Medienmitteilung zur Rechnung 2016: Verbleiben 578 Mio. Fr. für Lü 16

Mo 13.03.17

Mit einem an Lü 16 anrechenbaren Gewinn von 180 Mio. Fr. ist die Kantonsrechnung auf gutem Weg. In den kommenden vier Rechnungsjahren braucht es aber mehr als Sonderfaktoren. Die Bürgerliche Klientelbewirtschaftung beim Pendlerabzug und der Lex Hirslanden gefährdet den mittelfristigen Ausgleich. Budgetkürzungen wie die Einlagenkürzung in den Verkehrsfonds verschieben die Kosten auf die nächste Generation. Lohnmassnahmen für das Personal dürfen nicht bis 2021 warten! Diese wären finanzierbar, wenn der Regierungsrat seine Hausaufgaben bei der Optimierung des Beschaffungswesens endlich machen würde.

Punktlandung bei den Steuereinnahmen
Der Einnahmerekord bei den Steuern zeigt, dass die Wirtschaft erfreulich stark unterwegs ist und der Standort Zürich hohe Attraktivität hat. Diese Attraktivität hat auch mit dem Angebot an Fachkräften und einer guten Standortqualität zu tun. Diese dürfen durch Kürzungen im Bildungswesen und Abbau beim Umweltschutz nicht gefährdet werden.

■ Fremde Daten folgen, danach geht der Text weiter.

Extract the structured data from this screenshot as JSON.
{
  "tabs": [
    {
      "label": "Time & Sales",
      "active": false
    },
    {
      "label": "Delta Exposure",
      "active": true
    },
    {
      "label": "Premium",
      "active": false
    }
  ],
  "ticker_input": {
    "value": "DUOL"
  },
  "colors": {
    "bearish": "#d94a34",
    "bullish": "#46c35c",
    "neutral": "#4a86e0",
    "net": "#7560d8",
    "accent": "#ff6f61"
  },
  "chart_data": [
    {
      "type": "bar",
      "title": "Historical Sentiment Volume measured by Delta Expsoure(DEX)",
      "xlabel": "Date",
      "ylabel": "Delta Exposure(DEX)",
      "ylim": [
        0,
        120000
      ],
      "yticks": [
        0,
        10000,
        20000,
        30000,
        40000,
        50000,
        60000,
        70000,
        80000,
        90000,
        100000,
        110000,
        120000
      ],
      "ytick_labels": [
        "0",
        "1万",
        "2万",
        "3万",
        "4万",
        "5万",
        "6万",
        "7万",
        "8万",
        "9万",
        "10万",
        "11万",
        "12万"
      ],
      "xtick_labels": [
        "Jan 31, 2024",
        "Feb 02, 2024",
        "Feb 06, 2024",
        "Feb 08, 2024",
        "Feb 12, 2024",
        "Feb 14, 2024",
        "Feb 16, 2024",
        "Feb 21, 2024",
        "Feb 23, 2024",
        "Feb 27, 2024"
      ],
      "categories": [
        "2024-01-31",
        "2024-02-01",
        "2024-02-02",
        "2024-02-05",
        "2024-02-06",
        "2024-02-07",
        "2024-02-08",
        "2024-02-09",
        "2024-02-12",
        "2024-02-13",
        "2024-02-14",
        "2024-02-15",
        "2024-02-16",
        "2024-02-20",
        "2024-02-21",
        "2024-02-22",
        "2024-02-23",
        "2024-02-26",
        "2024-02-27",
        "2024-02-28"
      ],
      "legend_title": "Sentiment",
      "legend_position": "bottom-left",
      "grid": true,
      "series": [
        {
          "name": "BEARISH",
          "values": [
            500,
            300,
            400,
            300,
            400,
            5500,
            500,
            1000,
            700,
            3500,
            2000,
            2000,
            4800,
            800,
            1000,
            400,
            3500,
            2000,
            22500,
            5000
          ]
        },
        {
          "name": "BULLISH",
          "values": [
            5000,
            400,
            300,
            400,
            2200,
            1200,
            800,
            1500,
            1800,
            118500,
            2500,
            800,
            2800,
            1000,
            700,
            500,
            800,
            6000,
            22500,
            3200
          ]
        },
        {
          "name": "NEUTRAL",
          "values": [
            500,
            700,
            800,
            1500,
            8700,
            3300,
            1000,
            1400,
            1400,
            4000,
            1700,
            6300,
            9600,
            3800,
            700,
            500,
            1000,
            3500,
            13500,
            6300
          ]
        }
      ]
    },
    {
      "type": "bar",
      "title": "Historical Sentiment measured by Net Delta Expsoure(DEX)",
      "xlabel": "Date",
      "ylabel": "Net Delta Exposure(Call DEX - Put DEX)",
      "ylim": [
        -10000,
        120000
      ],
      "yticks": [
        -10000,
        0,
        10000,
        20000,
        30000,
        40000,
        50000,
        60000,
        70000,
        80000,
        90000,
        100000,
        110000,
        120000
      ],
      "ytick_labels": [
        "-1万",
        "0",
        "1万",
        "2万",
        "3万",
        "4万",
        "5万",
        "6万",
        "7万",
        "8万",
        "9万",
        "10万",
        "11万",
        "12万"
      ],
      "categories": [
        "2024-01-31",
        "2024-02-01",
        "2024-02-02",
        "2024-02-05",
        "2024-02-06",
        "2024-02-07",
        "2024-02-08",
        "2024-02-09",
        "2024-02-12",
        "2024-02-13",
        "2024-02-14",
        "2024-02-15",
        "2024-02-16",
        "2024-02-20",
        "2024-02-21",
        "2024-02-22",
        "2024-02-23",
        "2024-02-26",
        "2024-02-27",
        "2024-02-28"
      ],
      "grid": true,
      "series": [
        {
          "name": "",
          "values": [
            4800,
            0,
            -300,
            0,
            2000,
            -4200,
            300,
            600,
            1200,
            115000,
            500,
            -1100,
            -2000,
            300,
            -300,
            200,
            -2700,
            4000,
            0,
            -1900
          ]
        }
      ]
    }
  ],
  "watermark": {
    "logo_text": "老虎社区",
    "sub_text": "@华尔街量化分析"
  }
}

Mehreinnahmen sind zwingend
Die Bürgerliche Klientelwirtschaft gefährdet die Gegenfinanzierung des Bahninfrastrukturfonds mit der Begrenzung des Pendlerabzugs auf 5000 Fr. Die Kostensteigerung im Gesundheitswesen lässt sich mit laisser faire auch nicht stoppen. Die Lex Hirslanden ist als erster Schritt nötig, als zweiter Schritt muss die Spitalliste abgespeckt werden.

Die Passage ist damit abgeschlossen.